Unread postby kublikhan » Thu 05 Feb 2015, 01:19:23

Ok DesuMaiden I'll give this a shot. Someone correct me if I am wrong. I'm going with the assumption of mono crystalline silicon solar cells that are 5 inches square and 6 ounces in weight. Not all of that weight is silicon but I'm assuming that for simplicity. Boron doping amount is assumed to be 0.10 ppmw. 100,000 square kilometers of these solar cells would weigh about 187 trillion ounces. at .10 ppw, the amount of boron would be about 18.6 million ounces, or 527 tons. Turkey alone produced 3 million tons of boron in 2013. So the amount of boron needed to produce 100,000 square kilometers of mono crystalline silicon solar cells would be about equal to the amount of boron Turkey produces in 2 hours. In other words, a very tiny amount of annual boron production.
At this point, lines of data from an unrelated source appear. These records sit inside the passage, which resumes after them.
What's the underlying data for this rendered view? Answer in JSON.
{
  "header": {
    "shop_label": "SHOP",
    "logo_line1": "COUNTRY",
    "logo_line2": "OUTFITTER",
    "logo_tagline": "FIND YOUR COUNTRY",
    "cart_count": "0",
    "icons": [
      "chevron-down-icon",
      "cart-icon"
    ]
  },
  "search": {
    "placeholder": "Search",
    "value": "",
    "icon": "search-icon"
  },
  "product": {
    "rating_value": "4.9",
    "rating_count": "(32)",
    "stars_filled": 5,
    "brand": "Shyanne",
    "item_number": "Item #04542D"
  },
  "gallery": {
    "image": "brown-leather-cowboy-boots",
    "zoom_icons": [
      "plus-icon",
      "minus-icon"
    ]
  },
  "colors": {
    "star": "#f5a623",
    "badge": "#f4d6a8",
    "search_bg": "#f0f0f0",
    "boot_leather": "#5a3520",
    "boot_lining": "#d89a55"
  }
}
Boron will not be a limiting factor in producing 100,000 square kilometers of solar cells. I believe Gallium is an alternate doping material. IE, if you are doping with Boron you would not also use Gallium. So doing the calculation again for Gallium seems unnecessary.

Or if you don't want to take my word for it, just look at a recent study that looked at the very problem of resource availability for renewables. I linked to this study in the previous thread you started on this subject but here it is again:

When it comes to resource assessments, it is recognised that the overall resource utilisation of an energy system is generally considerably lower if it is based on renewable energies rather than on fossil fuels. The study shows that the geological availability of minerals does not generally represent a limiting factor in the planned expansion of renewable energies in Germany.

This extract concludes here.